Research & Papers

KDD 2026 paper: Satellite + road data boosts accident prediction to 90.1% AUROC

9M accident records and 1M satellite images across six U.S. states...

Deep Dive

A team led by Ziniu Zhang has constructed a large-scale multimodal dataset for traffic accident prediction, combining road network graphs with high-resolution satellite imagery. The dataset spans six U.S. states and includes 9 million official accident records, 1 million satellite images aligned to road graph nodes, and additional annotations like weather statistics, road type (residential vs. motorway), and traffic volume (AADT). Using this data, the researchers evaluated multimodal learning methods that fuse visual embeddings from satellite images with graph neural network embeddings from road topology.

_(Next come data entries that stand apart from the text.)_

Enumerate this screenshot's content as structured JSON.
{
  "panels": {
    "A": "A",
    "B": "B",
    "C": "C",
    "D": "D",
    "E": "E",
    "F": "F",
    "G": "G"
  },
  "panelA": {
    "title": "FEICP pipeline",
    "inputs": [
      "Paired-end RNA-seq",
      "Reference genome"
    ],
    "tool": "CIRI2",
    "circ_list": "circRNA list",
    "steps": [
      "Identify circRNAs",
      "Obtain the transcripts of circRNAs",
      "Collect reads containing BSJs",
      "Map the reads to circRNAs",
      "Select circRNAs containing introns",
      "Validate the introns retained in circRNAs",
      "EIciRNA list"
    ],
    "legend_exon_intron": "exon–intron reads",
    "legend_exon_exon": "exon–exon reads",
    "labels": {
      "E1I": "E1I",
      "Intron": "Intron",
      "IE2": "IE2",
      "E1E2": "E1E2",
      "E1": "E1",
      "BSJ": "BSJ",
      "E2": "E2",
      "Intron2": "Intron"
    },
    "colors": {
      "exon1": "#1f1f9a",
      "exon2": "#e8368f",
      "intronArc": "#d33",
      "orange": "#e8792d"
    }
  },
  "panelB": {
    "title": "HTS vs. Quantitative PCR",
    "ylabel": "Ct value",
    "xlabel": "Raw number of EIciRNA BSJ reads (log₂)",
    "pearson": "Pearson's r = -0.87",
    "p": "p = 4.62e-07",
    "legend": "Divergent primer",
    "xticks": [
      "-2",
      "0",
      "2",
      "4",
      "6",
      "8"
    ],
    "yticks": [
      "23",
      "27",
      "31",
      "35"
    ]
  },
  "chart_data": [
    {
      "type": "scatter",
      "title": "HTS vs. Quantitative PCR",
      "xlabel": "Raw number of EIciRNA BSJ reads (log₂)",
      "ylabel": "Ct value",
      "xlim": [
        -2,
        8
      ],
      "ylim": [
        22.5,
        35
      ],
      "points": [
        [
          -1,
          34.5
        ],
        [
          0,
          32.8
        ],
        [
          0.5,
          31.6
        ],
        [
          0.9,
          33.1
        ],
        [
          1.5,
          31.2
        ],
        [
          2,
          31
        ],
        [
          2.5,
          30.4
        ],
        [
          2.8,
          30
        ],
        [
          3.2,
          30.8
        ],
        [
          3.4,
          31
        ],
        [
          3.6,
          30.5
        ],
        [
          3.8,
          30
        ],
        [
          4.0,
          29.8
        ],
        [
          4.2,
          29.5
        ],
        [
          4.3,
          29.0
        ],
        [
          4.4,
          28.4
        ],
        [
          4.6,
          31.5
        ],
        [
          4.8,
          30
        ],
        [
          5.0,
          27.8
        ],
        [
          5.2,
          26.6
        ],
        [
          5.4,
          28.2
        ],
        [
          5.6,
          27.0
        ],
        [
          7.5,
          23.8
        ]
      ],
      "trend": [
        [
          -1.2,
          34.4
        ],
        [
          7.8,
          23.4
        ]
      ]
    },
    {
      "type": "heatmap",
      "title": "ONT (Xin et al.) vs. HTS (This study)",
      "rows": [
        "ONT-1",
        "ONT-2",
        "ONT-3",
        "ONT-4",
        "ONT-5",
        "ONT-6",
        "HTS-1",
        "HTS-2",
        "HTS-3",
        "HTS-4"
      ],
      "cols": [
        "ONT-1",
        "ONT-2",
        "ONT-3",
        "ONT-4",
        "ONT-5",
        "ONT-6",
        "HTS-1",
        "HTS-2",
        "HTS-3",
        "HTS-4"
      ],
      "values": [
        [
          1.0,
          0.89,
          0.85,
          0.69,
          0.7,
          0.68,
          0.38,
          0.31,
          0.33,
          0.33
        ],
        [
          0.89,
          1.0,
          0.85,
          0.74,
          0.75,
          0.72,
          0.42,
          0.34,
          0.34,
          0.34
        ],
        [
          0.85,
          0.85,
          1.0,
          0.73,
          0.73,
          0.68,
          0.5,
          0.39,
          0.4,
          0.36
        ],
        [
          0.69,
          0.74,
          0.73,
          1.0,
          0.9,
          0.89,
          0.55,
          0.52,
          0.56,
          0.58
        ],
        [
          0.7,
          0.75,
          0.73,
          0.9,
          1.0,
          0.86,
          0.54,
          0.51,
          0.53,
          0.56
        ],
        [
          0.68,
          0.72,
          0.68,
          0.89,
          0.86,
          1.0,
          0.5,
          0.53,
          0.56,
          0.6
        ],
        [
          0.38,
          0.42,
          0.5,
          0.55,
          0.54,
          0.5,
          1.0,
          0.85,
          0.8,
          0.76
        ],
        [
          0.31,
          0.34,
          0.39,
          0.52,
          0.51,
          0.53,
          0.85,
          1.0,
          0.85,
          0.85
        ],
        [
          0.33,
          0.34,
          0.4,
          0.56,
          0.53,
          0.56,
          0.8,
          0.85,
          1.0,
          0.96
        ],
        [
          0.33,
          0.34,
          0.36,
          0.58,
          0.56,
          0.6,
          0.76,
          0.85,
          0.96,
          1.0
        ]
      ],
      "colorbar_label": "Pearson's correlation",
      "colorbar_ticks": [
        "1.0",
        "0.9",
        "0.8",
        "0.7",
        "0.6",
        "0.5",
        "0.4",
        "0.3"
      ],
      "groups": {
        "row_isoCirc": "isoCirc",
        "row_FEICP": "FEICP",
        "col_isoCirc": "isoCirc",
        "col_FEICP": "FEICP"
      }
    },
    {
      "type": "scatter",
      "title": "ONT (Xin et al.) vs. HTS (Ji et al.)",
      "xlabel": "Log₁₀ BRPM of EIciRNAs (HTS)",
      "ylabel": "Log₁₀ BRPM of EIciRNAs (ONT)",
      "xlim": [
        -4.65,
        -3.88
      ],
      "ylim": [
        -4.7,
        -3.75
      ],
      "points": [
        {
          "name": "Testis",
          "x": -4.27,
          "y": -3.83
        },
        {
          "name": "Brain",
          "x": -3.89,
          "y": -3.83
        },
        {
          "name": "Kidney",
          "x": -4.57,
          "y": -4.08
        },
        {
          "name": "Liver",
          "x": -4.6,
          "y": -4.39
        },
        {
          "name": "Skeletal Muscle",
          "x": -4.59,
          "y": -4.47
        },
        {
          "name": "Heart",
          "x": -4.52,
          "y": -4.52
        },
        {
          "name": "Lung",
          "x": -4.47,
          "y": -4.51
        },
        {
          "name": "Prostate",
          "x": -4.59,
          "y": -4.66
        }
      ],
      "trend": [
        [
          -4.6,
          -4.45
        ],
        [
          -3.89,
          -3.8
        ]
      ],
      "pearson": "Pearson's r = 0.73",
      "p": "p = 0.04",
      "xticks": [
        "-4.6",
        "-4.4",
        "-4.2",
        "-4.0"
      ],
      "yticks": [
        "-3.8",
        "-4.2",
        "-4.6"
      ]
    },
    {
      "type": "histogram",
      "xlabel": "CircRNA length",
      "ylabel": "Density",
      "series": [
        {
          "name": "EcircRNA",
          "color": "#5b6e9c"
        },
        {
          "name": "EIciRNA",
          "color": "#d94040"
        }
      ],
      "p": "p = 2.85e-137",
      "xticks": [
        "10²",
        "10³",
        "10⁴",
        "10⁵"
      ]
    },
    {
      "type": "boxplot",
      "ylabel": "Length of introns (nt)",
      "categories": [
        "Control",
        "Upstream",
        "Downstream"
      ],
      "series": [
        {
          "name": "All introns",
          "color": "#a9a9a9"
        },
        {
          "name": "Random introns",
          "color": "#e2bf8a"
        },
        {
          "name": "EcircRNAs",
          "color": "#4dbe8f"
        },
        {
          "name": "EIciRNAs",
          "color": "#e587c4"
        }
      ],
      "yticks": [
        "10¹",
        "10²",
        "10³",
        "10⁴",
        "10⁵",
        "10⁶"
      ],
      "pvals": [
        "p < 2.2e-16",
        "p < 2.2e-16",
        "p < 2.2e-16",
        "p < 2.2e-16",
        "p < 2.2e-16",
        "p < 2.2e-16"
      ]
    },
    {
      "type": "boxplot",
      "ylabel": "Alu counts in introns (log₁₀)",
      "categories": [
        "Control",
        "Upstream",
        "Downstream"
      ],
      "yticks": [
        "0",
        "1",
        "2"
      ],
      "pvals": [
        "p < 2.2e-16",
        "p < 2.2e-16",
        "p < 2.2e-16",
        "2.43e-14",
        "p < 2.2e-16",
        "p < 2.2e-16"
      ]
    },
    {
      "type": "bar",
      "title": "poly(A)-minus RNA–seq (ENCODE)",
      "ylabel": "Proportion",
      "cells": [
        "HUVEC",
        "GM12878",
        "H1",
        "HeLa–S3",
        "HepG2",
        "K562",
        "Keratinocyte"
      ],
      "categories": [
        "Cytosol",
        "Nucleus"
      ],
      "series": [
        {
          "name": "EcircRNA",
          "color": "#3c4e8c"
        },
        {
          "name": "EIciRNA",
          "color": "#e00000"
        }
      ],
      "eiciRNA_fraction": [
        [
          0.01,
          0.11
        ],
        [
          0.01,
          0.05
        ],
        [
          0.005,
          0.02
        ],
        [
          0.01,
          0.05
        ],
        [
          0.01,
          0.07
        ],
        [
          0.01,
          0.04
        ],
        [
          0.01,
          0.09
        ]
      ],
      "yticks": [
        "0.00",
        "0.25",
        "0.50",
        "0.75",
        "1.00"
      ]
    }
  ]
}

The results show a clear advantage: the multimodal approach achieves an average AUROC of 90.1%, outperforming pure graph-based models by 3.7%. More importantly, the team used the improved embeddings for causal inference with a matching estimator, isolating the true impact of environmental and road factors. They found that accident rates increase by 24% under higher precipitation, 22% on higher-speed roads like motorways, and 29% due to seasonal patterns after controlling for confounders. Ablation studies confirmed that satellite imagery features are essential for the accuracy gain. This work, which appeared at KDD 2026, provides both a practical prediction tool and a rigorous causal framework for traffic safety planning.

Key Points
  • Multimodal model combining satellite imagery and road network graphs achieves 90.1% AUROC for accident prediction.
  • Causal analysis reveals precipitation (+24%), high-speed roads (+22%), and seasonal patterns (+29%) as leading risk factors.
  • Dataset includes 9M accident records, 1M satellite images, and road/weather annotations across six U.S. states.

Why It Matters

Enables cities to prioritize safety interventions using causal insights from both visual and network data.